NS-Architektur im Waldviertel

"Architekturen des Nationalsozialismus" heißt ein großer Foto-Textband der Künstlerin Maria Theresia Litschauer. Es geht darin nicht um die Monumentalbauten, die man sich landläufig unter "Naziarchitektur" vorstellt. Sondern Litschauer zoomt auf das gesamte Baugeschehen in einer ländlichen Region: Dem Waldviertel, wo sie selbst aufgewachsen ist. Das Buch wurde gestern an der Wiener Akademie der Bildenden Künste in einer Podiumsdiskussion vorgestellt, unter anderem mit dem Zeithistoriker Oliver Rathkolb.

Morgenjournal, 23.10.2012

Der Band "Architekturen des Nationalsozialismus" von Maria Theresia Litschauer ist drei Kilo schwer und das Ergebnis jahrelanger Arbeit.
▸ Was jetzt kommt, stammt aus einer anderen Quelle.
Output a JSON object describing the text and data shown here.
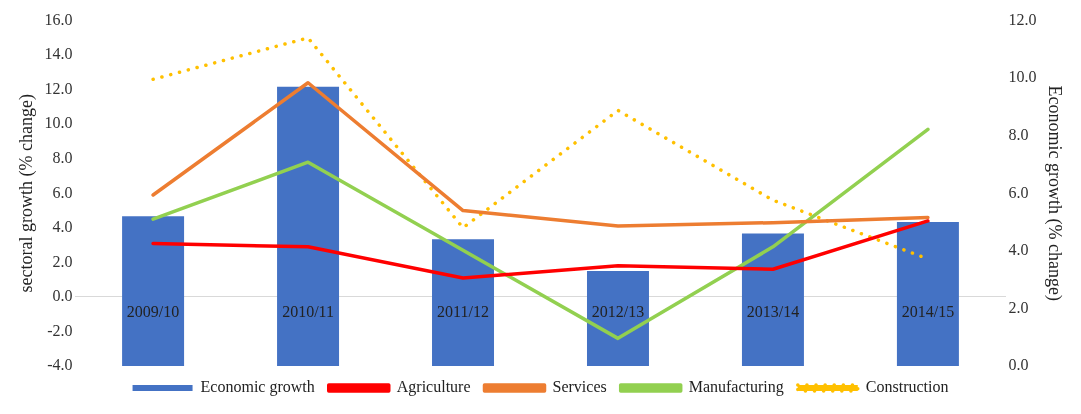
{
  "chart_data": {
    "type": "bar",
    "ylabel": "sectoral growth (% change)",
    "y2label": "Economic growth (% change)",
    "categories": [
      "2009/10",
      "2010/11",
      "2011/12",
      "2012/13",
      "2013/14",
      "2014/15"
    ],
    "series": [
      {
        "name": "Economic growth",
        "axis": "y2",
        "color": "#4472c4",
        "values": [
          5.2,
          9.7,
          4.4,
          3.3,
          4.6,
          5.0
        ]
      },
      {
        "name": "Agriculture",
        "type": "line",
        "color": "#ff0000",
        "values": [
          3.1,
          2.9,
          1.1,
          1.8,
          1.6,
          4.4
        ]
      },
      {
        "name": "Services",
        "type": "line",
        "color": "#ed7d31",
        "values": [
          5.9,
          12.4,
          5.0,
          4.1,
          4.3,
          4.6
        ]
      },
      {
        "name": "Manufacturing",
        "type": "line",
        "color": "#92d050",
        "values": [
          4.5,
          7.8,
          2.7,
          -2.4,
          2.9,
          9.7
        ]
      },
      {
        "name": "Construction",
        "type": "line",
        "color": "#ffc000",
        "line_style": "dotted",
        "values": [
          12.6,
          15.0,
          4.0,
          10.8,
          5.6,
          2.2
        ]
      }
    ],
    "ylim": [
      -4,
      16
    ],
    "yticks": [
      {
        "value": -4,
        "label": "-4.0"
      },
      {
        "value": -2,
        "label": "-2.0"
      },
      {
        "value": 0,
        "label": "0.0"
      },
      {
        "value": 2,
        "label": "2.0"
      },
      {
        "value": 4,
        "label": "4.0"
      },
      {
        "value": 6,
        "label": "6.0"
      },
      {
        "value": 8,
        "label": "8.0"
      },
      {
        "value": 10,
        "label": "10.0"
      },
      {
        "value": 12,
        "label": "12.0"
      },
      {
        "value": 14,
        "label": "14.0"
      },
      {
        "value": 16,
        "label": "16.0"
      }
    ],
    "y2lim": [
      0,
      12
    ],
    "y2ticks": [
      {
        "value": 0,
        "label": "0.0"
      },
      {
        "value": 2,
        "label": "2.0"
      },
      {
        "value": 4,
        "label": "4.0"
      },
      {
        "value": 6,
        "label": "6.0"
      },
      {
        "value": 8,
        "label": "8.0"
      },
      {
        "value": 10,
        "label": "10.0"
      },
      {
        "value": 12,
        "label": "12.0"
      }
    ],
    "grid": false,
    "legend": "bottom",
    "marker": "none"
  }
}
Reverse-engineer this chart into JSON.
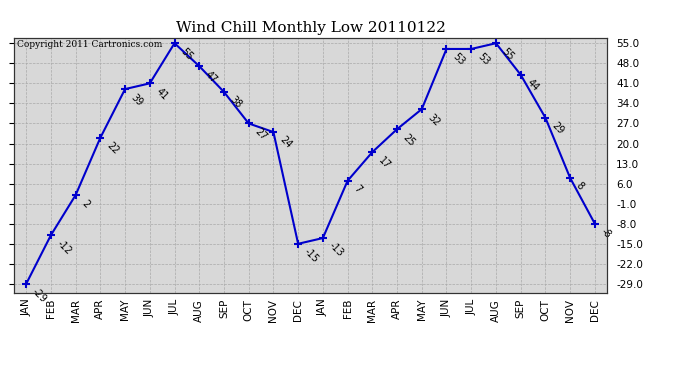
{
  "title": "Wind Chill Monthly Low 20110122",
  "copyright": "Copyright 2011 Cartronics.com",
  "x_labels": [
    "JAN",
    "FEB",
    "MAR",
    "APR",
    "MAY",
    "JUN",
    "JUL",
    "AUG",
    "SEP",
    "OCT",
    "NOV",
    "DEC",
    "JAN",
    "FEB",
    "MAR",
    "APR",
    "MAY",
    "JUN",
    "JUL",
    "AUG",
    "SEP",
    "OCT",
    "NOV",
    "DEC"
  ],
  "y_values": [
    -29,
    -12,
    2,
    22,
    39,
    41,
    55,
    47,
    38,
    27,
    24,
    -15,
    -13,
    7,
    17,
    25,
    32,
    53,
    53,
    55,
    44,
    29,
    8,
    -8
  ],
  "y_ticks": [
    -29.0,
    -22.0,
    -15.0,
    -8.0,
    -1.0,
    6.0,
    13.0,
    20.0,
    27.0,
    34.0,
    41.0,
    48.0,
    55.0
  ],
  "ylim_min": -32,
  "ylim_max": 57,
  "line_color": "#0000cc",
  "marker_color": "#0000cc",
  "fig_bg_color": "#ffffff",
  "plot_bg_color": "#d8d8d8",
  "title_fontsize": 11,
  "label_fontsize": 7,
  "tick_fontsize": 7.5,
  "copyright_fontsize": 6.5
}
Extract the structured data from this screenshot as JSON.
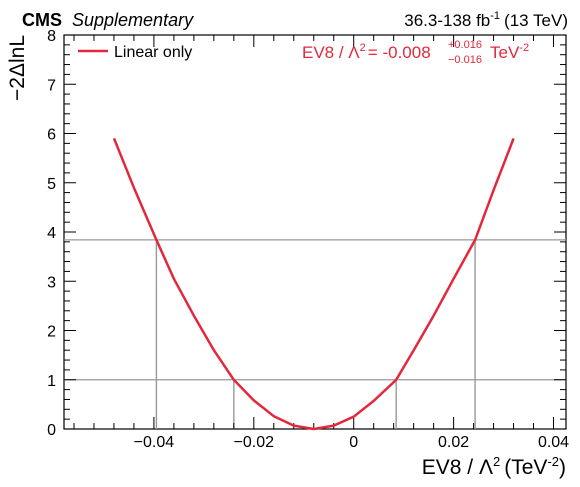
{
  "header": {
    "experiment": "CMS",
    "tag": "Supplementary",
    "lumi_prefix": "36.3-138 fb",
    "lumi_exp": "-1",
    "lumi_suffix": "(13 TeV)"
  },
  "legend": {
    "label": "Linear only"
  },
  "result": {
    "lhs": "EV8 / Λ",
    "lhs_exp": "2",
    "central": "= -0.008",
    "up": "+0.016",
    "down": "−0.016",
    "unit": "TeV",
    "unit_exp": "-2"
  },
  "colors": {
    "curve": "#e3283c",
    "reference_lines": "#999999"
  },
  "chart_data": {
    "type": "line",
    "xlabel_main": "EV8 / Λ",
    "xlabel_exp": "2",
    "xlabel_unit": "(TeV",
    "xlabel_unit_exp": "-2",
    "xlabel_close": ")",
    "ylabel": "−2ΔlnL",
    "xlim": [
      -0.058,
      0.0425
    ],
    "ylim": [
      0,
      8
    ],
    "xticks": [
      -0.04,
      -0.02,
      0,
      0.02,
      0.04
    ],
    "xtick_labels": [
      "−0.04",
      "−0.02",
      "0",
      "0.02",
      "0.04"
    ],
    "yticks": [
      0,
      1,
      2,
      3,
      4,
      5,
      6,
      7,
      8
    ],
    "ytick_labels": [
      "0",
      "1",
      "2",
      "3",
      "4",
      "5",
      "6",
      "7",
      "8"
    ],
    "reference_levels": [
      1,
      3.84
    ],
    "crossings": {
      "level_1": [
        -0.024,
        0.0085
      ],
      "level_3.84": [
        -0.0395,
        0.0243
      ]
    },
    "series": [
      {
        "name": "Linear only",
        "x": [
          -0.048,
          -0.044,
          -0.0395,
          -0.036,
          -0.032,
          -0.028,
          -0.024,
          -0.02,
          -0.016,
          -0.012,
          -0.008,
          -0.004,
          0.0,
          0.004,
          0.0085,
          0.012,
          0.016,
          0.02,
          0.0243,
          0.028,
          0.032
        ],
        "y": [
          5.9,
          4.9,
          3.84,
          3.05,
          2.3,
          1.6,
          1.0,
          0.58,
          0.26,
          0.07,
          0.0,
          0.07,
          0.25,
          0.57,
          1.0,
          1.6,
          2.3,
          3.05,
          3.84,
          4.85,
          5.9
        ]
      }
    ]
  }
}
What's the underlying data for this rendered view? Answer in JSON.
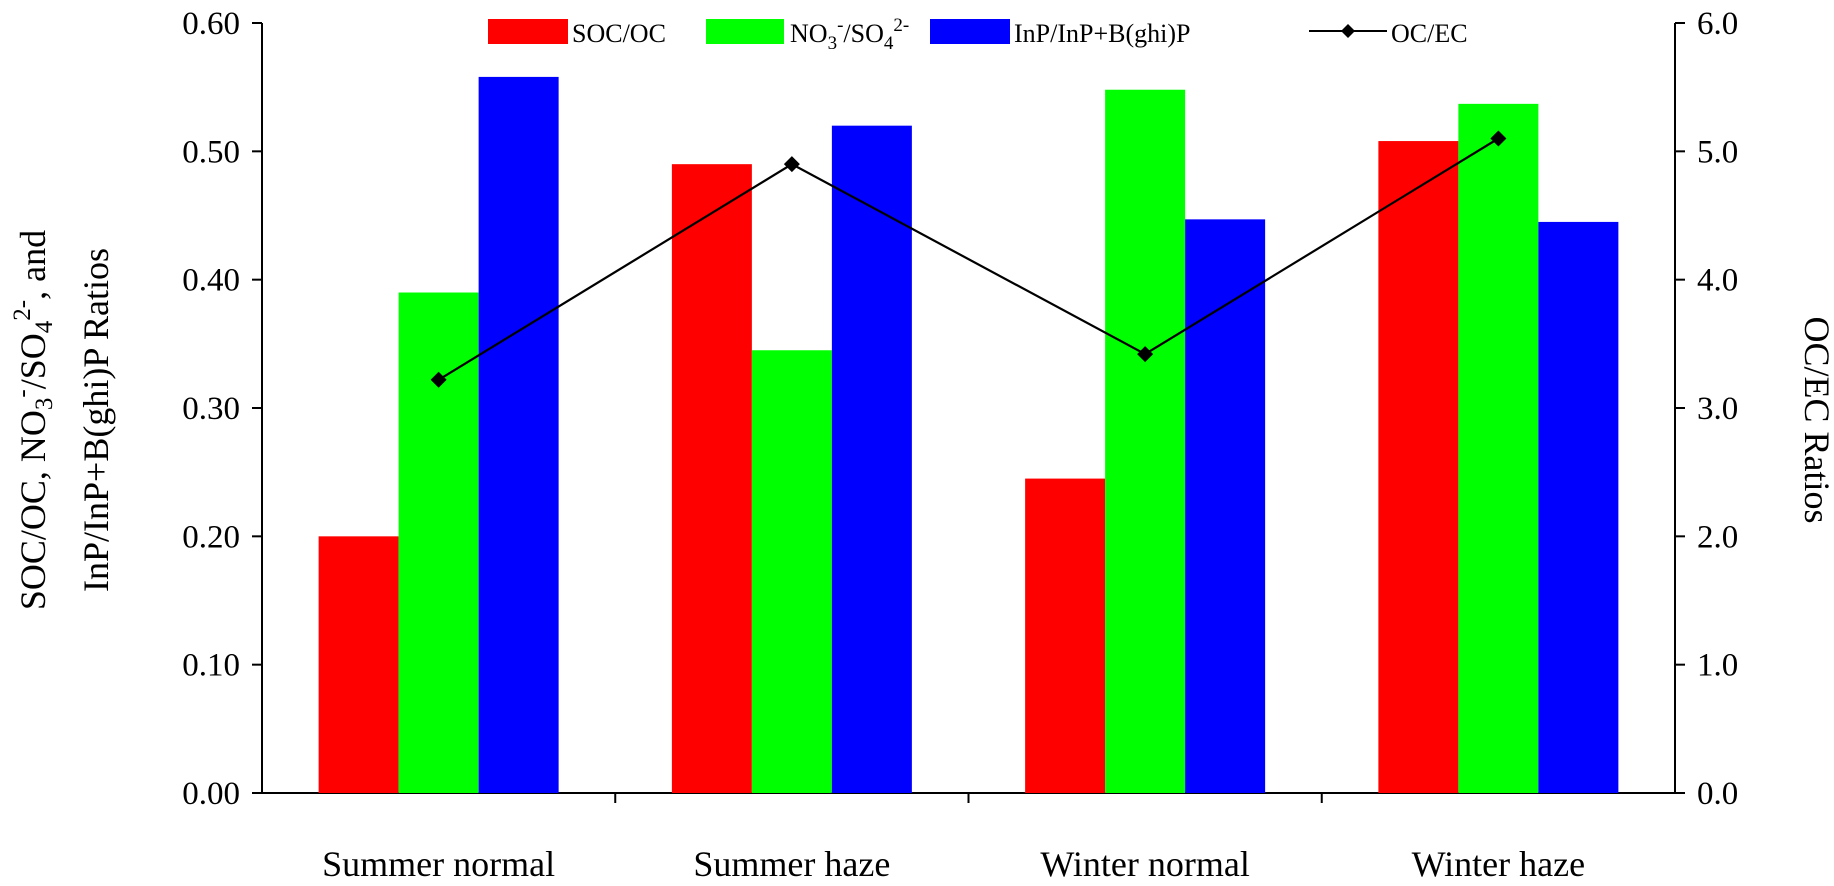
{
  "chart_data": {
    "type": "bar",
    "categories": [
      "Summer normal",
      "Summer haze",
      "Winter normal",
      "Winter haze"
    ],
    "series": [
      {
        "name": "SOC/OC",
        "axis": "left",
        "kind": "bar",
        "color": "#ff0000",
        "values": [
          0.2,
          0.49,
          0.245,
          0.508
        ]
      },
      {
        "name": "NO3-/SO42-",
        "axis": "left",
        "kind": "bar",
        "color": "#00ff00",
        "values": [
          0.39,
          0.345,
          0.548,
          0.537
        ]
      },
      {
        "name": "InP/InP+B(ghi)P",
        "axis": "left",
        "kind": "bar",
        "color": "#0000ff",
        "values": [
          0.558,
          0.52,
          0.447,
          0.445
        ]
      },
      {
        "name": "OC/EC",
        "axis": "right",
        "kind": "line",
        "marker": "diamond",
        "color": "#000000",
        "values": [
          3.22,
          4.9,
          3.42,
          5.1
        ]
      }
    ],
    "y_left": {
      "label_line1": "SOC/OC, NO3-/SO42-, and",
      "label_line2": "InP/InP+B(ghi)P Ratios",
      "ylim": [
        0,
        0.6
      ],
      "ticks": [
        "0.00",
        "0.10",
        "0.20",
        "0.30",
        "0.40",
        "0.50",
        "0.60"
      ]
    },
    "y_right": {
      "label": "OC/EC Ratios",
      "ylim": [
        0,
        6
      ],
      "ticks": [
        "0.0",
        "1.0",
        "2.0",
        "3.0",
        "4.0",
        "5.0",
        "6.0"
      ]
    },
    "legend": {
      "placement": "top",
      "entries": [
        "SOC/OC",
        "NO3-/SO42-",
        "InP/InP+B(ghi)P",
        "OC/EC"
      ]
    },
    "grid": false
  }
}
Denn man glaubt gar nicht, wie viele altvertraute, unspektakuläre Bauten aus der Nazizeit stammen - auch im Waldviertel.

Da gibt es diese gewissen Wohnsiedlungen - 2- oder 3geschoßige, längliche 08/15-Häuser, hintereinander an der Straßenfront aufgereiht. Gesprosste Fenster, schmucklose Giebeldächer. Nur leicht miefig-triste Ausstrahlung, ansonsten unscheinbar.

Oder das Gleiche in kleinklein - Doppelhäuschen mit Steildach und Holzfensterläden auf Grünparzellen. Bei solchen Objekten tippen viele auf die 1930er oder 1950er Jahre. Man ist nicht gewohnt, sie der Nazizeit zuzuordnen. Tatsache ist aber, dass sie nach genau vorgegebenen Konstruktionsplänen aus Berlin errichtet wurden, erklärt Maria Theresia Litschauer.

"Das war das Reichsheimstättenamt der deutschen Arbeitsfront, die ein Bauformen- und Ästhetikdiktat verordnet hat! Und das wurde entwickelt von Vertretern der so genannten Stuttgarter Schule, der Herr Schulze-Frohlinde, der wurde dann der Zentralplaner in der deutschen Arbeitsfront, und hat Konstruktionspläne entwickelt, die dann ausgesandt und 1 zu 1 gebaut wurden!"

Wohnanlagen und Großprojekte

Viele der damaligen Wohnanlagen waren für Wehrmachtsoffiziere bestimmt. Auch Großprojekte - von den Quartieren am Truppenübungsplatz Döllersheim bis zur Kartoffelverwertungs AG Gmünd - dienten direkt oder indirekt der Kriegsführung.

"Dafür waren Geld, Material und Arbeitskräfte da, die ab 1939 aus Kriegsgefangenen und dann zusätzlich aus Zwangsarbeitern rekrutiert wurden", sagt Lischauer.

Nach Kriegsende wurde Baustil übernommen

Nach Kriegsende gab es keinen großen Stilbruch in der ländlichen Architektur, darüber waren sich die Podiumsdiskutanten bei der Buchpräsentation einig. Haustypen aus der Nazizeit wurden auch weiterhin gebaut, schon weil teils noch dieselben Planer am Werk waren. Die zwischen 1938 und 1945 errichteten Siedlungen werden teils bis heute liebevoll erhalten. Bis hin zu den Fresken darauf.

Kommentar des Zeithistorikers Oliver Rathkolb: "Die Wirkungsmacht bedeutet bei den Siedlungsbauten, dass der Nationalsozialismus ohne Bruch, ohne eine Stunde Null, ohne irgendetwas in Frage zu stellen, Teil der regionalen Geschichte geworden ist."

Gerade mit alten Waldviertler Haustypen hat die Alltagsarchitektur des Nationalsozialismus rein gar nichts zu tun - so der Architekturhistoriker August Sarnitz: "Alles, was in diesem Buch dokumentiert ist, es passt nicht wirklich im Maßstab, aber die einzelnen Elemente täuschen vor, dass sie immer schon dort gewesen sind".

Die diskrete Heimattümelei der Haustypen aus der Nazizeit war stil- und geschmacksprägend auch insofern, als es dadurch die architektonische Moderne vielleicht noch schwerer hatte und hat - bis heute.

Nun steht es aber schon einmal da, das bauliche Erbe aus dem Tausendjährigen Reich. Akademierektorin Eva Blimlinger fragte die Diskutanten: "Was tut man mit diesen Dingen, was wäre zu tun gewesen oder was sollte man heute damit tun?"
Die einhellige Antwort: Stehen lassen - aber irgendwie ausschildern; und vor allem: Bewusstsein wecken, worum es sich da handelt.